Former Finance Minister, Winston Jordan
Finance Minister Winston Jordan

The Bank of Guyana’s public deposits, which holds monies for central Government and State-owned enterprises, is wallowing in an overdraft that only gets wider with each passing month, and, in fact, the deficit widened by almost $4 billion from September to now.

In the Central Bank’s statement of assets and liability as of October 23, the bank’s public deposits overdraft was listed at $69.1 billion. Compared to the $65.6 billion overdraft it was at as of September 28, 2019, this shows that over $3.5 billion was drawn down by the Government in little over a month.

Public deposits at Central Bank were plunged into overdraft status back in 2015, when the new coalition Government ended the year with a $2.3 billion overdraft. When the Government took over in May 2015, they had met public deposits of approximately $10.4 billion.

By 2016 year-end, the overdraft had grown to approximately $21.3 billion, after a year of increasing withdrawals. At the end of the 2017 fiscal year, the overdraft had reached 25.7 billion.

In contrast, Bank of Guyana data shows that the bank’s public deposits were in the positive – $21.4 billion to be precise – at the end of 2014. In 2013, the bank’s deposits were $52.1 billion. And the preceding year, the funds were approximately $57.2 billion.

While the drawdown on funds started under the previous Administration, public deposits were built up to over $69 billion in the year 2010. Far from being built up under the current Government, they have never been able to rise above the red.

But with the coming oil revenue and the extra case it brings, Government has not appeared too worried about filling fiscal holes. It was previously reported that Finance Minister Winston Jordan, when asked about replenishing the fallen foreign reserves, had said there was nothing to worry about with oil money coming in.

Jordan had said that with the revenue the Government is expecting from first oil next year, the foreign reserves will be replenished. Since he made those comments in September, Exxon and its partners have moved up their oil production schedule to this year-end.

“That is just a temporary situation, given our receipts that come in next year,” Jordan said. “And then subsequent to that. One of the reasons you have savings is that if you have need to use some, you do that and afterwards you replenish it as you pick up again.”

The Government deposits have not been the only thing heavily used by the Government.
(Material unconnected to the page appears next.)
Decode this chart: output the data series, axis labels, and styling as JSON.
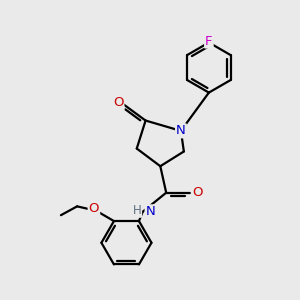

According to figures released by the Bank of Guyana, the contingency fund stood at $2.356 billion as of August 28, 2019.

In fact, the contingency fund has been hovering in this region for some time. But back in 2015, at year-end, the Bank of Guyana, according to its report for that year, held a contingency fund of $5.182 billion.

The previous year, the bank reported that the contingency fund held $4.765 billion and the general reserve fund, $2.879 billion. In 2013, it was $4.332 billion and $2.448 billion, respectively.

However, by 2016, the fund had dropped to $2.356 billion while the general reserve fund stood at $3.493 billion. The next year, it remained untouched at $2.356 billion while the general reserve ballooned to $5.558 billion. And in 2018, the contingency fund balance remained the same while the general reserve had increased to $5.767 billion.

The contingency fund is meant for emergencies, but its misuse has frequently been highlighted by the Audit Office of Guyana (AOG). The 2015 Auditor General report had exposed instances of the fund being abused under the present Government.